Some believed that the Gardo House was built too extravagantly for church leaders to live in, considering the persecutions and generally humble origins of the church. For example, Rachel Emma Woolley Simmons recorded in her journal her personal discontent, citing the "... great expense to furnish it in the style it had to be ...". She also believed that Taylor was not pleased with moving, nor were his wives.

Additionally, the Salt Lake Daily Tribune was extremely critical of the affair and of the church in general. In an editorial published the day before the reception, the newspaper wrote, " The favored saints have received an invitation to call upon President John Taylor at the Amelia Palace tomorrow. ... We want the poor Mormons ... to mark the carpets, mirrors, the curtains and the rest, and then to go home and look at the squalor of their own homes, their unkempt wives, their miserable children growing up in despair and ignorance, and then to reflect how much better it would have been for them, instead of working hard for wages ... if they had only started out as did Uncle John, determined to serve God for nothing but hash." The Tribune went on to accuse the church of attempting "to build up an aristocracy in Utah, where the few are to rule in luxury, while the many, to support the luxury, are to toil and suffer."

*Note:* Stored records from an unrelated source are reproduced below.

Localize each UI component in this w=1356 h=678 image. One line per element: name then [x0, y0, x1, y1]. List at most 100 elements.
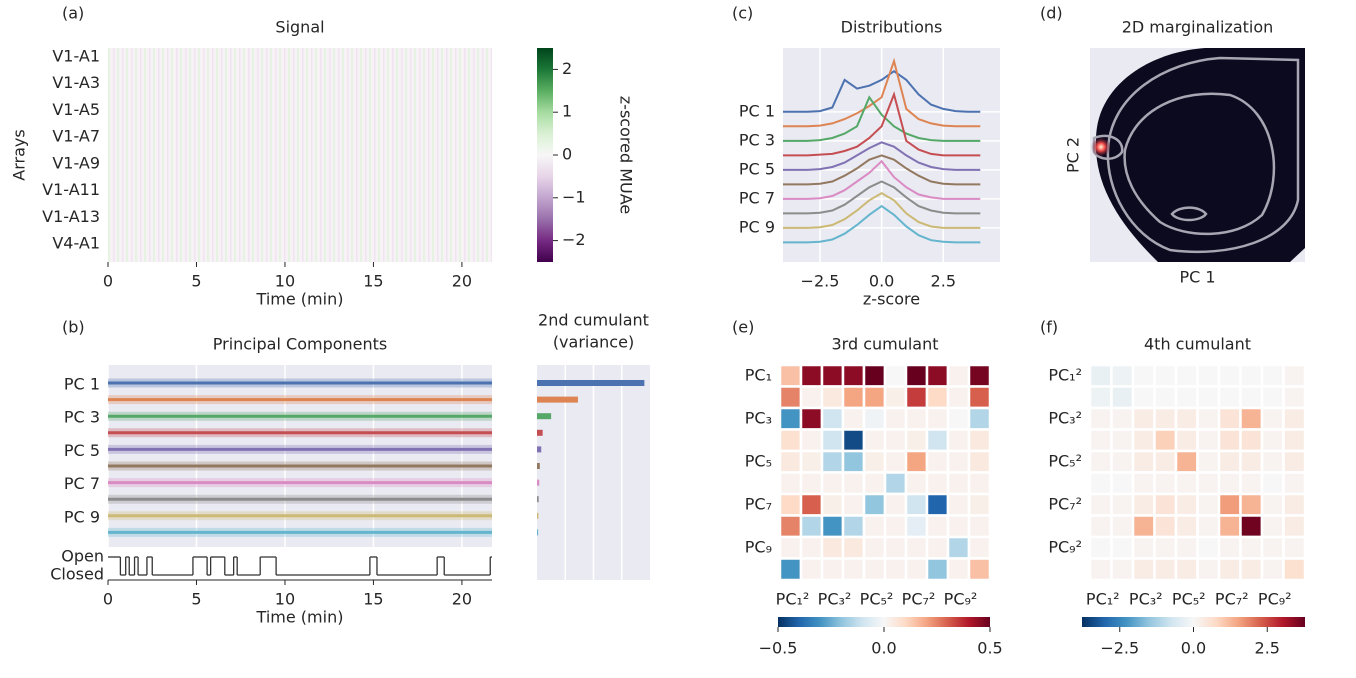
matrix-cell — [1153, 535, 1178, 560]
matrix-cell — [1260, 363, 1285, 388]
matrix-cell — [1131, 449, 1156, 474]
matrix-cell — [1196, 471, 1221, 496]
matrix-cell — [1196, 557, 1221, 582]
matrix-cell — [904, 514, 929, 539]
matrix-cell — [1282, 492, 1307, 517]
matrix-cell — [1131, 557, 1156, 582]
y-tick-label: Closed — [50, 565, 104, 584]
matrix-cell — [1174, 385, 1199, 410]
panel-label: (d) — [1040, 4, 1063, 23]
matrix-cell — [1110, 557, 1135, 582]
matrix-cell — [1260, 406, 1285, 431]
matrix-cell — [841, 449, 866, 474]
matrix-cell — [1196, 406, 1221, 431]
matrix-cell — [1217, 514, 1242, 539]
y-tick-label: PC 7 — [739, 188, 775, 207]
matrix-cell — [1260, 535, 1285, 560]
matrix-cell — [1282, 406, 1307, 431]
matrix-cell — [1217, 406, 1242, 431]
matrix-cell — [1282, 385, 1307, 410]
matrix-cell — [1088, 449, 1113, 474]
density-curve — [783, 57, 981, 128]
matrix-cell — [1110, 535, 1135, 560]
matrix-cell — [799, 535, 824, 560]
matrix-cell — [1196, 363, 1221, 388]
heatmap-image — [108, 48, 492, 262]
x-tick-label: 0 — [103, 272, 113, 291]
x-axis-label: z-score — [863, 290, 920, 309]
y-tick-label: PC₁² — [1048, 365, 1082, 384]
matrix-cell — [1153, 406, 1178, 431]
x-tick-label: PC₁² — [1086, 590, 1120, 609]
matrix-cell — [841, 492, 866, 517]
matrix-cell — [925, 557, 950, 582]
matrix-cell — [946, 492, 971, 517]
matrix-cell — [841, 428, 866, 453]
matrix-cell — [862, 449, 887, 474]
matrix-cell — [1153, 557, 1178, 582]
colorbar-tick-label: 0.0 — [871, 639, 896, 658]
matrix-cell — [1217, 363, 1242, 388]
panel-label: (e) — [732, 318, 754, 337]
matrix-cell — [1131, 428, 1156, 453]
matrix-cell — [1239, 471, 1264, 496]
matrix-cell — [883, 449, 908, 474]
x-tick-label: −2.5 — [801, 272, 840, 291]
matrix-cell — [925, 449, 950, 474]
matrix-cell — [904, 471, 929, 496]
matrix-cell — [904, 557, 929, 582]
density-curve — [783, 180, 981, 215]
x-tick-label: 15 — [363, 590, 383, 609]
matrix-cell — [925, 406, 950, 431]
y-tick-label: PC 9 — [64, 507, 100, 526]
matrix-cell — [778, 535, 803, 560]
bar — [537, 380, 645, 386]
bar — [537, 496, 539, 503]
matrix-cell — [1153, 428, 1178, 453]
matrix-cell — [1131, 406, 1156, 431]
bar — [537, 463, 540, 469]
bar — [537, 413, 552, 420]
matrix-cell — [820, 449, 845, 474]
matrix-cell — [1174, 535, 1199, 560]
colorbar-tick-label: 0.0 — [1181, 639, 1206, 658]
matrix-cell — [841, 363, 866, 388]
colorbar-tick-label: −1 — [562, 187, 586, 206]
matrix-cell — [967, 492, 992, 517]
matrix-cell — [1088, 406, 1113, 431]
x-tick-label: PC₇² — [1215, 590, 1249, 609]
y-tick-label: PC₇² — [1048, 494, 1082, 513]
matrix-cell — [967, 514, 992, 539]
panel-title: Principal Components — [213, 335, 388, 354]
matrix-cell — [1174, 557, 1199, 582]
matrix-cell — [778, 492, 803, 517]
matrix-cell — [1239, 535, 1264, 560]
density-image — [1090, 48, 1305, 262]
x-tick-label: PC₅² — [1172, 590, 1206, 609]
matrix-cell — [904, 535, 929, 560]
matrix-cell — [1110, 492, 1135, 517]
matrix-cell — [862, 514, 887, 539]
matrix-cell — [1260, 492, 1285, 517]
y-tick-label: PC₉ — [745, 537, 772, 556]
matrix-cell — [820, 471, 845, 496]
x-tick-label: PC₉² — [944, 590, 978, 609]
matrix-cell — [1110, 363, 1135, 388]
bar — [537, 529, 539, 536]
y-tick-label: V1-A13 — [42, 207, 100, 226]
matrix-cell — [1174, 492, 1199, 517]
matrix-cell — [1153, 449, 1178, 474]
matrix-cell — [1239, 514, 1264, 539]
matrix-cell — [1174, 471, 1199, 496]
matrix-cell — [799, 557, 824, 582]
density-curve — [783, 91, 981, 157]
matrix-cell — [862, 535, 887, 560]
matrix-cell — [799, 428, 824, 453]
matrix-cell — [1131, 492, 1156, 517]
density-curve — [783, 154, 981, 186]
matrix-cell — [1239, 385, 1264, 410]
matrix-cell — [1088, 428, 1113, 453]
y-tick-label: V1-A11 — [42, 180, 100, 199]
density-curve — [783, 69, 981, 113]
matrix-cell — [778, 363, 803, 388]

On January 5, 1882, the Deseret News published a rebuttal to the Tribunes scathing editorial. The newspaper pointed out Taylor had taken up his residence in the Gardo House in response to the vote of the Mormon people and that he, as church president, should be taken care of considering the adversity which he personally endured, he was with Joseph Smith the day he was killed back in 1844, and hoped to do so at a level that those in "Church and State elsewhere" were.

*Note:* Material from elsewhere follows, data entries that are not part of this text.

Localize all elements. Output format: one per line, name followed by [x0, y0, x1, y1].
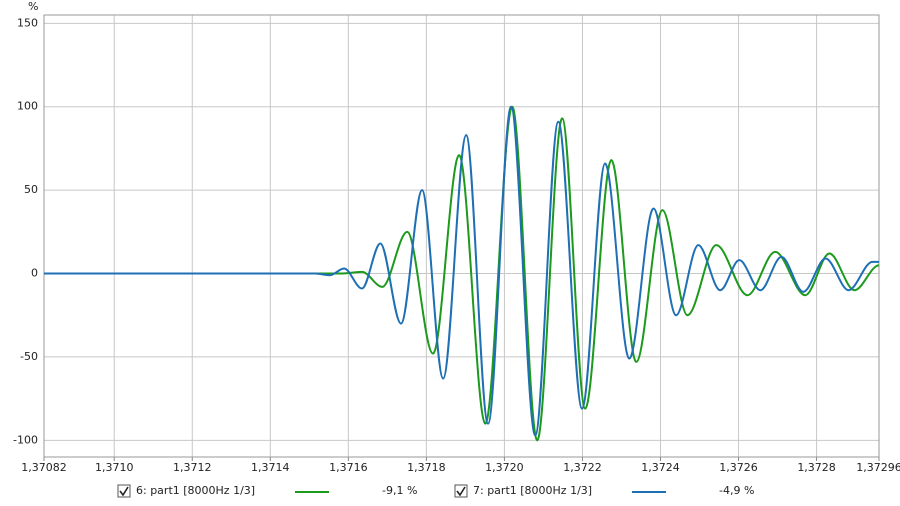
- x-tick-label: 1,37296: [856, 461, 900, 474]
- legend-readout: -4,9 %: [719, 484, 754, 497]
- x-tick-label: 1,3714: [251, 461, 290, 474]
- legend-checkmark[interactable]: [456, 486, 466, 497]
- legend-checkbox[interactable]: [454, 484, 468, 498]
- x-tick-label: 1,3728: [797, 461, 836, 474]
- y-tick-label: 50: [24, 183, 38, 196]
- x-tick-label: 1,3718: [407, 461, 446, 474]
- plot-border: [43, 14, 880, 458]
- plot-area: [44, 15, 879, 457]
- y-tick-label: -50: [20, 350, 38, 363]
- series-line: [44, 105, 879, 437]
- x-tick-label: 1,3716: [329, 461, 368, 474]
- y-unit-label: %: [28, 0, 38, 13]
- x-tick-label: 1,3726: [719, 461, 758, 474]
- y-tick-label: 150: [17, 16, 38, 29]
- y-tick-label: 0: [31, 267, 38, 280]
- legend-label: 6: part1 [8000Hz 1/3]: [136, 484, 255, 497]
- series-line: [44, 105, 880, 442]
- x-tick-label: 1,3710: [95, 461, 134, 474]
- x-tick-label: 1,3722: [563, 461, 602, 474]
- y-tick-label: -100: [13, 433, 38, 446]
- legend-readout: -9,1 %: [382, 484, 417, 497]
- x-tick-label: 1,37082: [21, 461, 67, 474]
- x-tick-label: 1,3712: [173, 461, 212, 474]
- x-tick-label: 1,3724: [641, 461, 680, 474]
- legend-checkmark[interactable]: [119, 486, 129, 497]
- y-tick-label: 100: [17, 100, 38, 113]
- legend-label: 7: part1 [8000Hz 1/3]: [473, 484, 592, 497]
- legend-checkbox[interactable]: [117, 484, 131, 498]
- x-tick-label: 1,3720: [485, 461, 524, 474]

Taylor himself also wrote a letter, published in the Deseret News, expressing his feelings about the situation. He reminded critics of his initial reluctance to move to the Gardo House and his concern that his occupancy of the mansion would place an intolerable barrier between him and church members. Taylor acknowledged that his family had also been opposed to the move, preferring their own homes and familiar surroundings. He explained he had eventually been persuaded that "Zion should become the praise of the whole earth, and that we in this land should take a prominent and leading part in the arts, sciences, architecture, literature, and in everything that would tend to ... exalt and ennoble Zion. [It is the president's duty] to take the lead in everything that is calculated to ... place Zion where she ought to be, first and foremost among the peoples."

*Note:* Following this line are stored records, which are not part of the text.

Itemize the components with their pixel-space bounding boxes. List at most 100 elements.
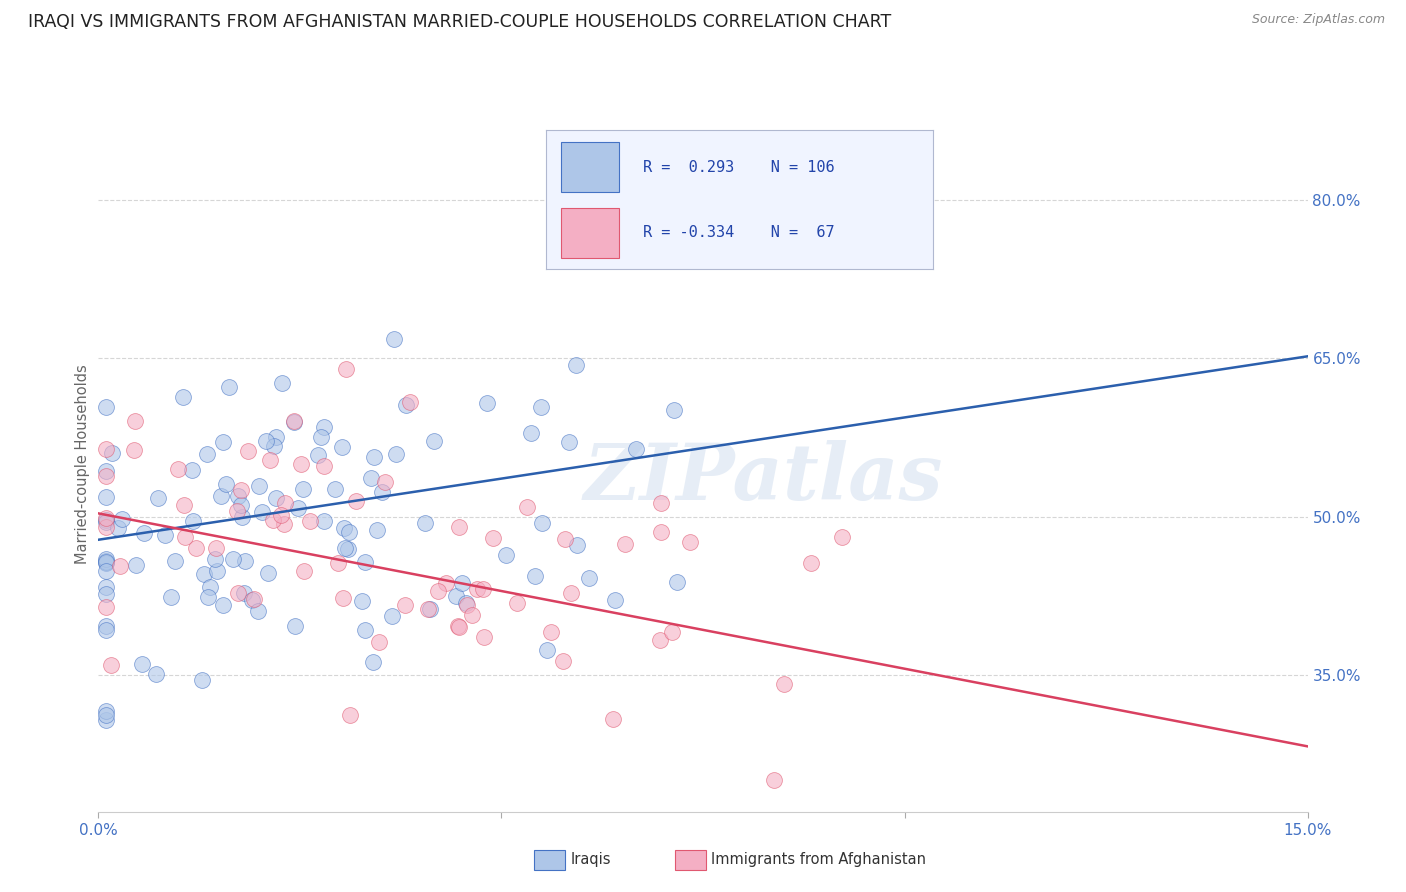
Point <box>124 413 146 427</box>
Point <box>100 657 122 672</box>
Point <box>456 598 478 612</box>
Point <box>360 471 382 485</box>
Point <box>477 395 499 409</box>
Point <box>366 524 388 538</box>
Point <box>287 501 309 516</box>
Point <box>96 565 118 579</box>
Point <box>225 503 247 517</box>
Point <box>232 585 254 599</box>
Point <box>96 442 118 457</box>
Point <box>520 425 543 440</box>
Point <box>148 491 170 505</box>
Point <box>96 515 118 529</box>
Point <box>270 376 292 390</box>
Point <box>204 552 226 566</box>
Point <box>96 556 118 570</box>
Point <box>384 332 406 346</box>
Point <box>96 554 118 568</box>
Point <box>226 586 249 600</box>
Point <box>110 559 132 574</box>
Text: Iraqis: Iraqis <box>571 853 612 867</box>
Point <box>96 708 118 723</box>
Point <box>482 531 505 545</box>
Point <box>394 598 416 612</box>
Point <box>247 604 270 618</box>
Point <box>413 516 436 530</box>
Point <box>96 490 118 504</box>
Point <box>679 535 702 549</box>
Point <box>661 624 683 639</box>
Point <box>381 609 404 624</box>
Point <box>472 582 495 596</box>
Point <box>416 602 439 616</box>
Point <box>650 524 672 539</box>
Point <box>447 520 470 534</box>
Point <box>368 635 391 649</box>
Point <box>96 580 118 594</box>
Point <box>96 551 118 566</box>
Point <box>284 619 307 633</box>
Point <box>800 556 823 570</box>
Point <box>96 587 118 601</box>
Point <box>524 569 547 583</box>
Point <box>273 516 295 531</box>
Point <box>650 496 672 510</box>
Point <box>229 483 252 497</box>
Point <box>209 489 232 503</box>
Point <box>181 514 204 528</box>
Point <box>772 676 794 690</box>
Point <box>240 593 263 607</box>
Point <box>229 498 252 512</box>
Point <box>423 434 446 448</box>
Point <box>419 601 441 615</box>
Point <box>614 536 637 550</box>
Point <box>326 556 349 570</box>
Point <box>283 414 305 428</box>
Point <box>374 475 396 489</box>
Point <box>602 712 624 726</box>
Point <box>243 591 266 606</box>
Point <box>252 505 274 519</box>
Point <box>153 528 176 542</box>
Point <box>335 541 357 555</box>
Point <box>560 585 582 599</box>
Point <box>312 420 335 434</box>
Point <box>173 498 195 512</box>
Point <box>218 380 240 394</box>
Point <box>274 495 297 509</box>
Point <box>384 447 406 461</box>
Point <box>557 434 579 449</box>
Point <box>96 623 118 637</box>
Point <box>540 625 562 640</box>
Point <box>554 532 576 546</box>
Point <box>200 580 222 594</box>
Point <box>163 554 186 568</box>
Point <box>207 565 229 579</box>
Point <box>259 453 281 467</box>
Point <box>664 403 686 417</box>
Point <box>395 398 418 412</box>
Point <box>184 541 207 555</box>
Point <box>332 521 354 535</box>
Point <box>96 401 118 415</box>
Text: Immigrants from Afghanistan: Immigrants from Afghanistan <box>711 853 927 867</box>
Point <box>426 584 449 599</box>
Point <box>332 591 354 606</box>
Point <box>531 516 554 531</box>
Point <box>96 619 118 633</box>
Point <box>831 530 853 544</box>
Text: ZIPatlas: ZIPatlas <box>583 440 943 516</box>
Point <box>454 596 477 610</box>
Point <box>160 590 183 604</box>
Point <box>292 564 315 578</box>
Text: Source: ZipAtlas.com: Source: ZipAtlas.com <box>1251 13 1385 27</box>
Point <box>292 482 315 496</box>
Y-axis label: Married-couple Households: Married-couple Households <box>75 364 90 564</box>
Point <box>624 442 647 456</box>
Point <box>339 708 361 723</box>
Point <box>564 358 586 372</box>
Point <box>222 552 245 566</box>
Point <box>107 521 129 535</box>
Point <box>167 462 190 476</box>
Point <box>211 434 233 449</box>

Both newspapers were correct in implying that the issue of the Gardo House was much broader than the mere occupation of the mansion by a Mormon leader. To Mormons, who had celebrated their church's jubilee in April 1880, the house was a symbol of achievement. It was tangible proof that the persecutions and hardships they had endured over the past fifty years were not in vain. On the other hand, many non-Mormons viewed Taylor's installation in the home as a threat in the continuing struggle for economic and political supremacy.

==Prophecy==
John Taylor's move to the Gardo House was regarded by some Mormons as the fulfillment of a prophecy. Legend had it that some years before, when Taylor's financial circumstances had been the poorest, Heber C. Kimball had boldly prophesied that Taylor would someday live in the largest and finest mansion in Salt Lake City.